Optimization with function evaluation

The optimization method is implemented as:

 
int Minimize_Maximize(int m,int n,
      INTEGER_VECTOR &Type_Eq,
      INTERVAL_VECTOR (* TheIntervalFunction)(int,int,INTERVAL_VECTOR &), 
      INTERVAL_VECTOR & TheDomain, 
      int Iteration,int Order,
      double epsilon,double epsilonf,double epsilone,
      int Func_Has_Interval,
      INTERVAL Optimum,
      INTERVAL_MATRIX & Solution,
      int (* Simp_Proc)(INTERVAL_VECTOR &));

the arguments being:

• m: number of unknowns
• n: number of equations, see the note 2.3.4.1
• Type_Eq: type of the equations:
  • Type_Eq(i)=-1 if equation i is a constraint equation of type $H(X) \le 0$
  • Type_Eq(i)=0 if equation i is a constraint equation of type $G(X)=0$
  • Type_Eq(i)=1 if equation i is a constraint equation of type $K(X) \ge 0$
  • Type_Eq(i)=-2 if equation i is the optimum function to be minimized
  • Type_Eq(i)=2 if equation i is the optimum function to be maximized
  • Type_Eq(i)=10 if equation i is the optimum function for which is sought the minimum and maximum
• IntervalFunction: a function which return the interval vector evaluation of the equations, see the note 2.3.4.3. This function must be written in a similar manner than for the general solving procedures. Note also that a convenient way to write the IntervalFunction procedure is to use the possibilities offered by the ALIAS-Maple (see the ALIAS-Maple manual).
• TheDomain: box in which we are looking for the extremum of the optimum function
• Iteration: the number of boxes that may be stored
• Order: a flag describing which order is used to store the new boxes, see the note 8.3.4
• epsilon: the maximal width of the solution intervals but not used. Should be set to 0.
• epsilonf: the maximal error for the equality constraints. If the problem has constraint of type $G(X)=0$ then a solution will verify $-{\tt epsilonf} \le G(X) \le {\tt epsilonf}$
• epsilone: the maximal error on the extremum value. If the extremum of the function is $G_1$ and the procedure returns the value $G$, then a minimum will verify $G-{\tt epsilone} \ge G_1$ and a maximum $G_1 \le G+{\tt epsilone}$.
• Func_Has_Interval: 1 if the optimum function has interval coefficients, 0 otherwise
• Optimum: an interval which contain the extremum value of the optimum function
• Solution: an interval matrix of size at least (2,m) which will contained the values of $X$ for which the extremum are obtained
• Simp_Proc: an optional parameter which is a simplification procedure that may be provided by the user. It takes as input a box $P$ and may:
  • either returns in $P$ a box with lower width than the initial $P$ and a return code 0 or 1
  • or indicates that there is no solution to the optimization problem in the current box, in which case the procedure returns -1
  An often efficient simplification procedure is the 2B method (see section 2.17) that may be automatically generated by the HullIConsistency procedure of ALIAS-Maple

Thus to minimize a function you have to set its Type_Eq to -2, to maximize it to set its Type_Eq to 2, while if you are looking for both a minimum and a maximum Type_Eq should be set to 10.

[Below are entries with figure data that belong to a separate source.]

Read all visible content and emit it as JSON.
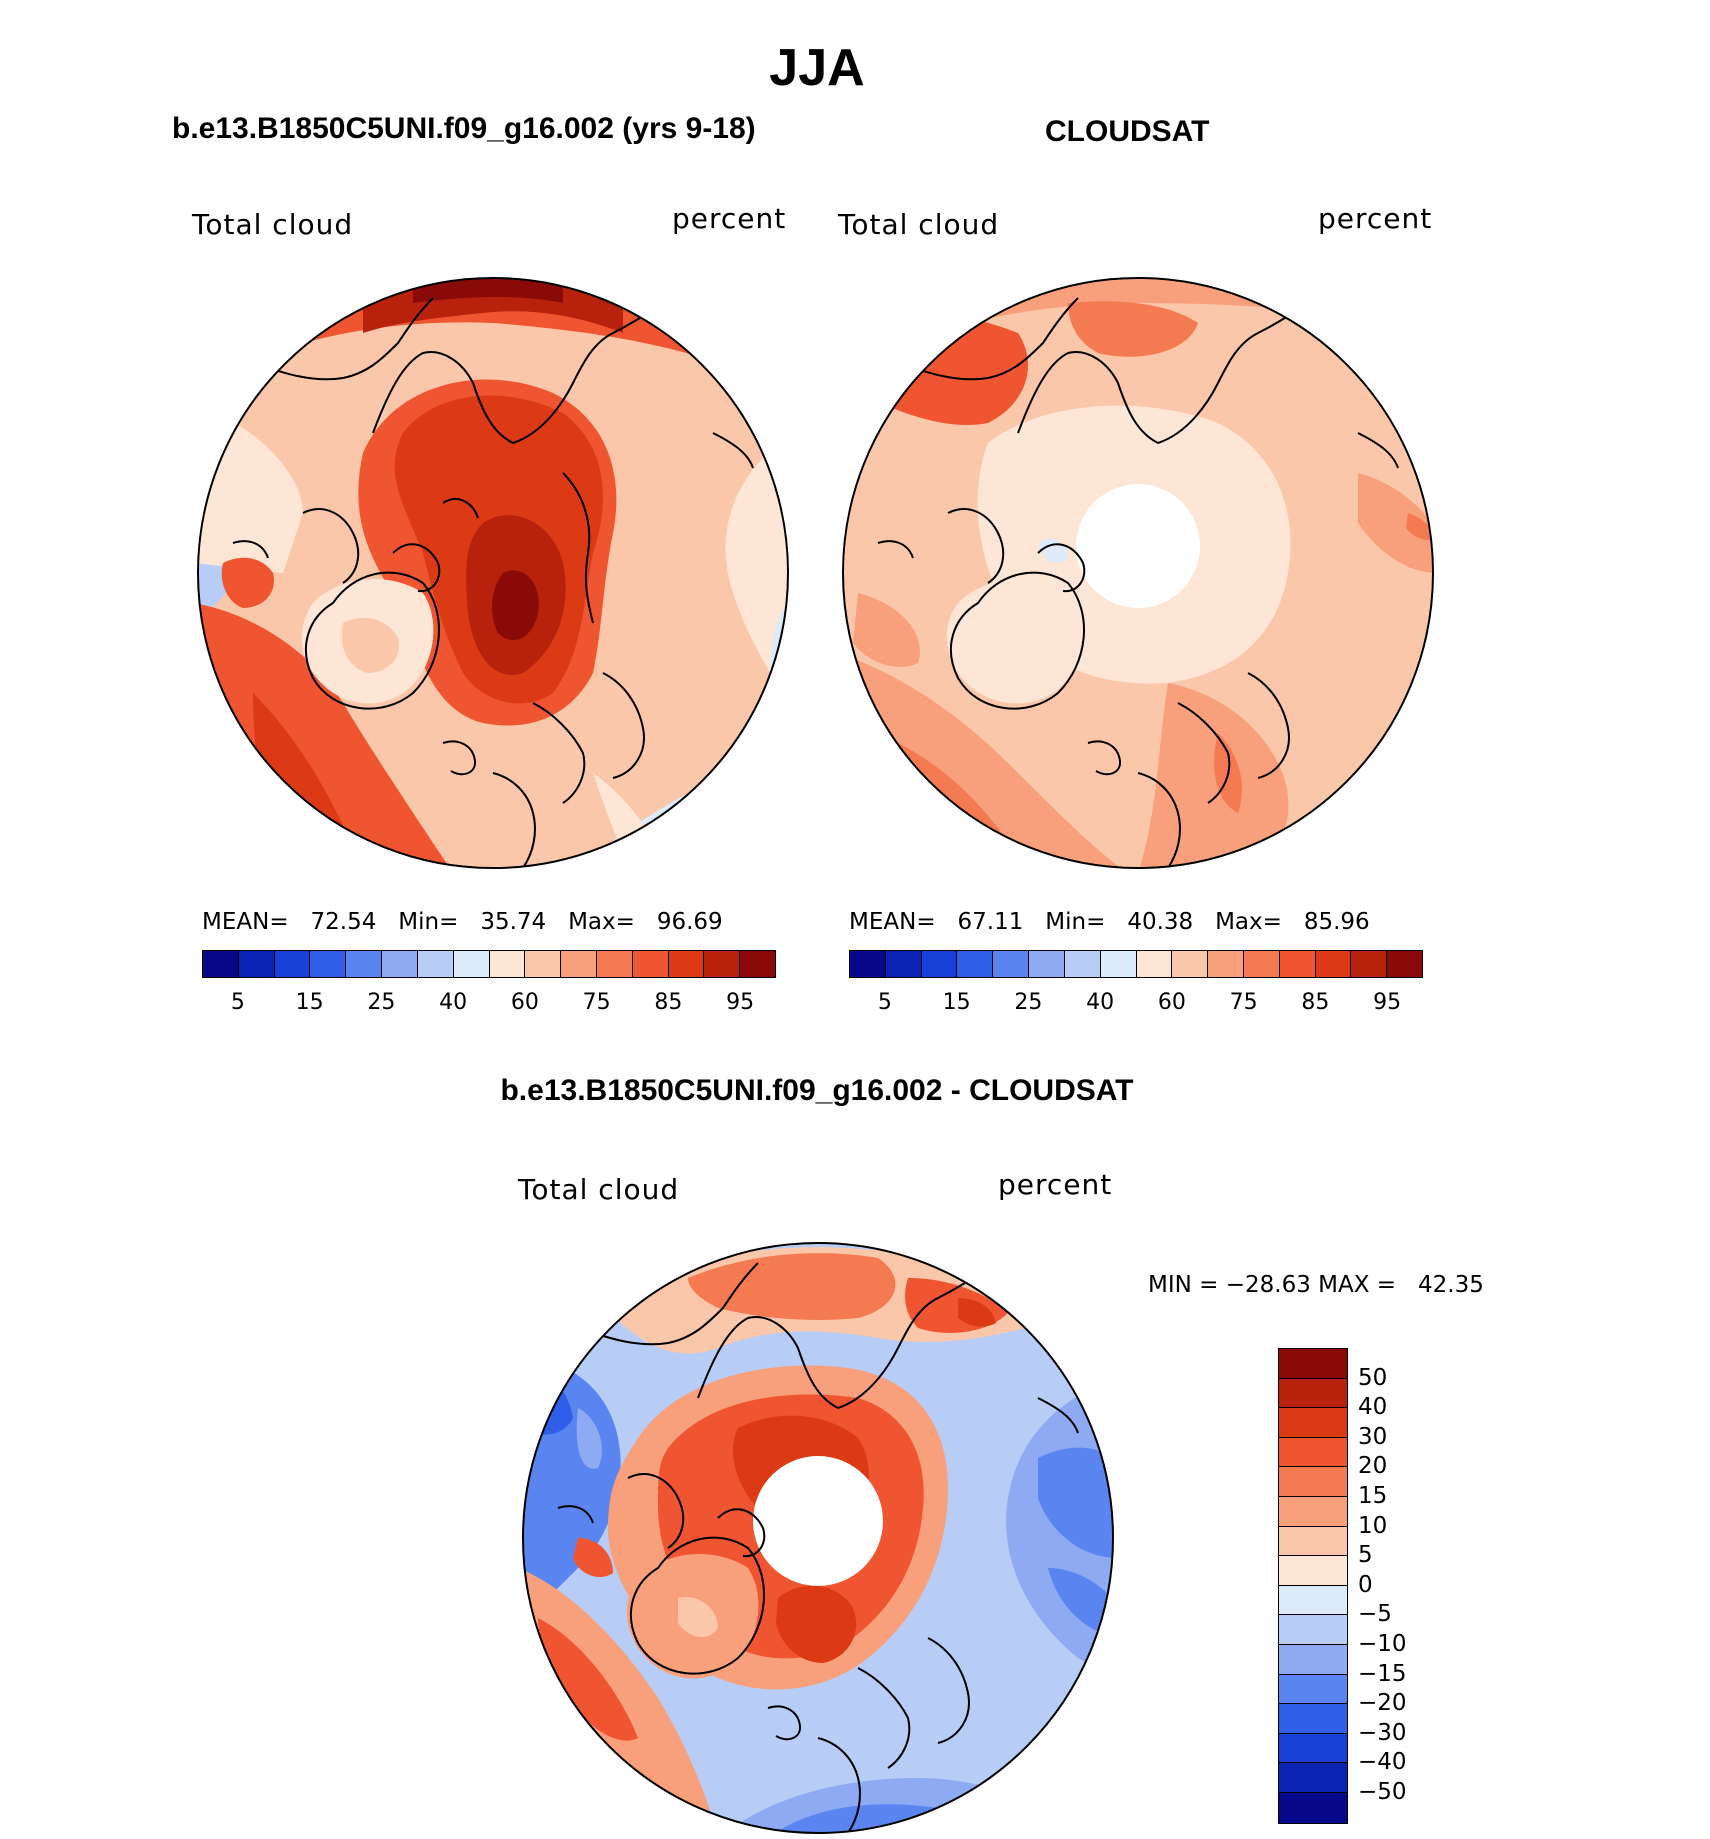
{
  "title": "JJA",
  "panels": [
    {
      "heading": "b.e13.B1850C5UNI.f09_g16.002 (yrs 9-18)",
      "left_label": "Total cloud",
      "right_label": "percent",
      "stats": "MEAN=   72.54   Min=   35.74   Max=   96.69",
      "has_polar_hole": false
    },
    {
      "heading": "CLOUDSAT",
      "left_label": "Total cloud",
      "right_label": "percent",
      "stats": "MEAN=   67.11   Min=   40.38   Max=   85.96",
      "has_polar_hole": true
    },
    {
      "heading": "b.e13.B1850C5UNI.f09_g16.002 - CLOUDSAT",
      "left_label": "Total cloud",
      "right_label": "percent",
      "stats": "MIN = −28.63 MAX =   42.35",
      "has_polar_hole": true
    }
  ],
  "abs_colorbar": {
    "tick_labels": [
      "5",
      "15",
      "25",
      "40",
      "60",
      "75",
      "85",
      "95"
    ],
    "colors": [
      "#08088a",
      "#0b24b5",
      "#1640d8",
      "#2f5fe8",
      "#5a84f0",
      "#8daaf2",
      "#b8cdf6",
      "#ddeafa",
      "#fde6d6",
      "#fbc7aa",
      "#f8a07c",
      "#f47a52",
      "#ef5530",
      "#db3a14",
      "#b8220c",
      "#8a0a0a"
    ]
  },
  "diff_colorbar": {
    "tick_labels": [
      "50",
      "40",
      "30",
      "20",
      "15",
      "10",
      "5",
      "0",
      "−5",
      "−10",
      "−15",
      "−20",
      "−30",
      "−40",
      "−50"
    ],
    "colors": [
      "#8a0a0a",
      "#b8220c",
      "#db3a14",
      "#ef5530",
      "#f47a52",
      "#f8a07c",
      "#fbc7aa",
      "#fde6d6",
      "#ddeafa",
      "#b8cdf6",
      "#8daaf2",
      "#5a84f0",
      "#2f5fe8",
      "#1640d8",
      "#0b24b5",
      "#08088a"
    ]
  },
  "chart_data": [
    {
      "type": "heatmap",
      "title": "b.e13.B1850C5UNI.f09_g16.002 (yrs 9-18)",
      "variable": "Total cloud",
      "units": "percent",
      "season": "JJA",
      "projection": "north-polar-stereographic",
      "mean": 72.54,
      "min": 35.74,
      "max": 96.69,
      "levels": [
        5,
        10,
        15,
        20,
        25,
        30,
        40,
        50,
        60,
        70,
        75,
        80,
        85,
        90,
        95
      ]
    },
    {
      "type": "heatmap",
      "title": "CLOUDSAT",
      "variable": "Total cloud",
      "units": "percent",
      "season": "JJA",
      "projection": "north-polar-stereographic",
      "mean": 67.11,
      "min": 40.38,
      "max": 85.96,
      "levels": [
        5,
        10,
        15,
        20,
        25,
        30,
        40,
        50,
        60,
        70,
        75,
        80,
        85,
        90,
        95
      ]
    },
    {
      "type": "heatmap",
      "title": "b.e13.B1850C5UNI.f09_g16.002 - CLOUDSAT",
      "variable": "Total cloud",
      "units": "percent",
      "season": "JJA",
      "projection": "north-polar-stereographic",
      "min": -28.63,
      "max": 42.35,
      "levels": [
        -50,
        -40,
        -30,
        -20,
        -15,
        -10,
        -5,
        0,
        5,
        10,
        15,
        20,
        30,
        40,
        50
      ]
    }
  ]
}
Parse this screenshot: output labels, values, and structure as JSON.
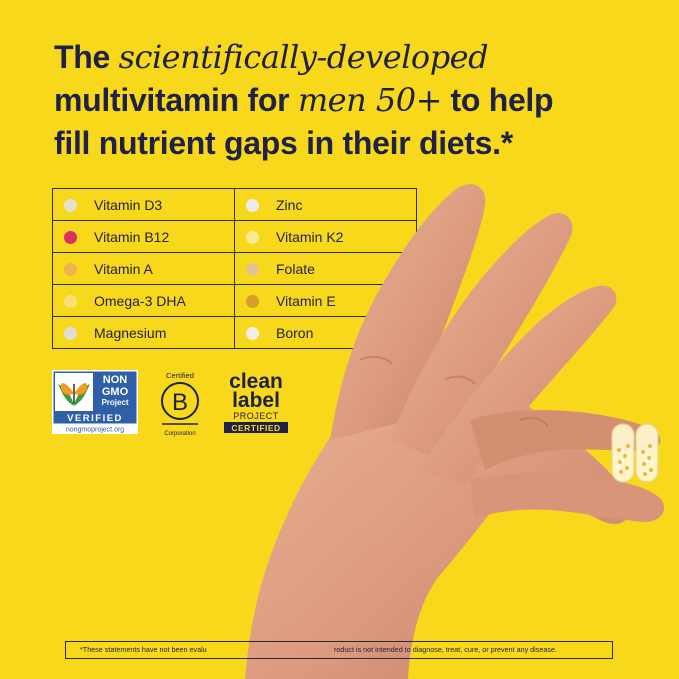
{
  "headline": {
    "line1_pre": "The ",
    "line1_italic": "scientifically-developed",
    "line2_pre": "multivitamin for ",
    "line2_italic": "men 50+",
    "line2_post": " to help",
    "line3": "fill nutrient gaps in their diets.*"
  },
  "nutrients": [
    {
      "label": "Vitamin D3",
      "color": "#e6e1cf"
    },
    {
      "label": "Zinc",
      "color": "#ececec"
    },
    {
      "label": "Vitamin B12",
      "color": "#d92f69"
    },
    {
      "label": "Vitamin K2",
      "color": "#faea98"
    },
    {
      "label": "Vitamin A",
      "color": "#f2b24d"
    },
    {
      "label": "Folate",
      "color": "#e2c294"
    },
    {
      "label": "Omega-3 DHA",
      "color": "#f9df76"
    },
    {
      "label": "Vitamin E",
      "color": "#d79d2b"
    },
    {
      "label": "Magnesium",
      "color": "#dcdcdc"
    },
    {
      "label": "Boron",
      "color": "#f3efe6"
    }
  ],
  "badges": {
    "nongmo": {
      "non": "NON",
      "gmo": "GMO",
      "project": "Project",
      "verified": "VERIFIED",
      "url": "nongmoproject.org"
    },
    "bcorp": {
      "certified": "Certified",
      "letter": "B",
      "corporation": "Corporation"
    },
    "clean_label": {
      "clean": "clean",
      "label": "label",
      "project": "PROJECT",
      "certified": "CERTIFIED"
    }
  },
  "disclaimer": {
    "left": "*These statements have not been evalu",
    "right": "roduct is not intended to diagnose, treat, cure, or prevent any disease."
  },
  "colors": {
    "background": "#f8d81a",
    "text": "#1f2147",
    "skin": "#e2a489"
  }
}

Remember that you may use the 3B method to improve the efficiency of this algorithm (see section 2.3.2) if you have constraint equations.

In some cases it may be interesting to determine if the minimum and maximum have same sign. This may be done by setting the flag ALIAS_Stop_Sign_Extremum either to:

• 1: the procedure will return immediately as soon as it is proven that the extremum will have opposite sign i.e. as soon as two points lead to opposite value for the function. But if the extremum have identical sign the minimum and maximum will be computed up to the accuracy epsilone
• 2: the procedure will return immediately as soon as it is proven that the extremum will have opposite sign i.e. as soon as two points lead to opposite value for the function. If the extremum have same sign the values returned by the procedure are not the minimum and maximum of the function

With the flag set to 2 the detection that the extremum will have opposite sign is faster.